Eu o fitei desacreditado.

 

Ele realmente estava dando em cima de mim? Quer dizer, da governanta recém-chegada na mansão. Fiquei com vontade de puxar a peruca e lhe revelar todo o meu plano. Aquele medíocre molestador de empregadas não merecia deitar na cama da minha esposa. Aproveitando minha indignação, ele enlaçou minha cintura e me trouxe para mais perto.

 

Furiosamente vermelho, empurrava o cínico molestador tentando controlar as lavas da minha ira que ameaçava entrar em erupção.

 

Ignorando-me, ele se aproximou do meu ouvido e sussurrou com aquele quente hálito que misteriosamente esquentou todo meu corpo.

 

— Ainda assim... Isto estaria muito errado, pois você não é a pessoa que eu amo.

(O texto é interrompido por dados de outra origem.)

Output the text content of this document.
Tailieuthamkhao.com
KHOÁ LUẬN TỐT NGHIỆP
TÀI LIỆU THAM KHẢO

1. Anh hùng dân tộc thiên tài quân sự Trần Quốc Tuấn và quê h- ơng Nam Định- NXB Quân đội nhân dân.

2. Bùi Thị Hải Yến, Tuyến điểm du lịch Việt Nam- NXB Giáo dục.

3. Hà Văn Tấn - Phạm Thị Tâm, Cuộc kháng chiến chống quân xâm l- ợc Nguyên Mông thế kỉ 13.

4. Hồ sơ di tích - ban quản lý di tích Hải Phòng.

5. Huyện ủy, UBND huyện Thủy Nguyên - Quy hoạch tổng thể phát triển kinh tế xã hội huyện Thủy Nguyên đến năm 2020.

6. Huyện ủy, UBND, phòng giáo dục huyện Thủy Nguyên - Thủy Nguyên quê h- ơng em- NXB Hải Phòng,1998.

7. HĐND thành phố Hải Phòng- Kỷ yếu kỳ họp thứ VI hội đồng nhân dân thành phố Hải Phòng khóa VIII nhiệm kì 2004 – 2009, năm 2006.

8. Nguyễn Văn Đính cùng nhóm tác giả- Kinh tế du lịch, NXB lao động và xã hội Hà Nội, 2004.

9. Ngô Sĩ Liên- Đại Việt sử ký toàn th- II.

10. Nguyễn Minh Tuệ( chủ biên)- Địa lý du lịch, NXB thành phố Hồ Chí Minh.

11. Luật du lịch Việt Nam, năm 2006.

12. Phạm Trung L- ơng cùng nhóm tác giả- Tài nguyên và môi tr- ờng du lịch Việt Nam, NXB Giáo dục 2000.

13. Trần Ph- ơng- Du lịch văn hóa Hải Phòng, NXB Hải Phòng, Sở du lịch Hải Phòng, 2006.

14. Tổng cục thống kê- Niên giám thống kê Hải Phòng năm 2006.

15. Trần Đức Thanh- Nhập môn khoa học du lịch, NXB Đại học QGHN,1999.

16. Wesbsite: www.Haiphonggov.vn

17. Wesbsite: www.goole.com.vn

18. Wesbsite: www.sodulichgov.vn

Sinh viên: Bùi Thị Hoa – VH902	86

De certo modo, pelo menos. Eu não quero confundir as coisas.

 

Ele me soltou, permitindo meu afastamento. Eu aposto. APOSTO. Que Eduardo já havia descoberto minha verdadeira identidade e só esperava o momento certo para arremessar na minha cara sobre quanto fui incompetente com a minha esposa. Era impossível para alguém tão desconfiado e atencioso ser enganado daquela forma ridícula.

 

Meu coração acelerou demais, temendo que meu nome fosse pronunciado naquele sussurro. Aquele plano não tinha fundamento.

 

Eu deveria fugir enquanto tinha tempo.

 

Tentando aparentar normal, espanei o vestido para desviar do olhar dilacerador de Eduardo. Realmente, pela seriedade da expressão, o amor por Oríntia era algo bastante sério. Ainda assim, por que eu nunca soube de nada? Talvez, minha enorme consideração não fosse recíproca.

 

— Então, posso te levar?

 

— Não, obrigado. Eu pegarei um ônibus.

 

— Eu faço questão. Gostaria de conversar com alguém sobre a pessoa que eu amo.

 

— Por que não conversa com ela? As coisas ficam mais claras. – A porta parecia distante, mas apressei o passo para sair daquele cômodo e desaparecer daquele local. Eu até arranjaria outra maneira de salvar minha esposa, se ainda fosse possível. – Poderia abrir a porta?

 

— É o que estou tentando fazer... – Ele bronqueou em baixo som quase como uma birra, certamente irritado. Evidentemente, não gostaria que eu escutasse.

 

Arremessado sobre o sofá da sala, o aparelho telefônico vibrava timidamente pela milésima vez.  Eu aguardava procurar a chave já na porta da sala, observando o aparelho com o grande número na tela touchscreen.

 

Não estava curioso, mas eram várias chamadas perdidas do mesmo número.

 

Aguardando, eu me aproximei um pouco do sofá.

 

O insistente voltou a tocar.

 

Quando sentei naquele confortável móvel, a tela virou para baixo.

 

Mal-di-to. No mesmo instante, o maldito parou de tocar.

 

Rapidamente, peguei o aparelho para conferir, mas estava bloqueado.

 

Eu desistiria, quando o número reapareceu.

 

Um número bem conhecido.

 

O número de Oríntia.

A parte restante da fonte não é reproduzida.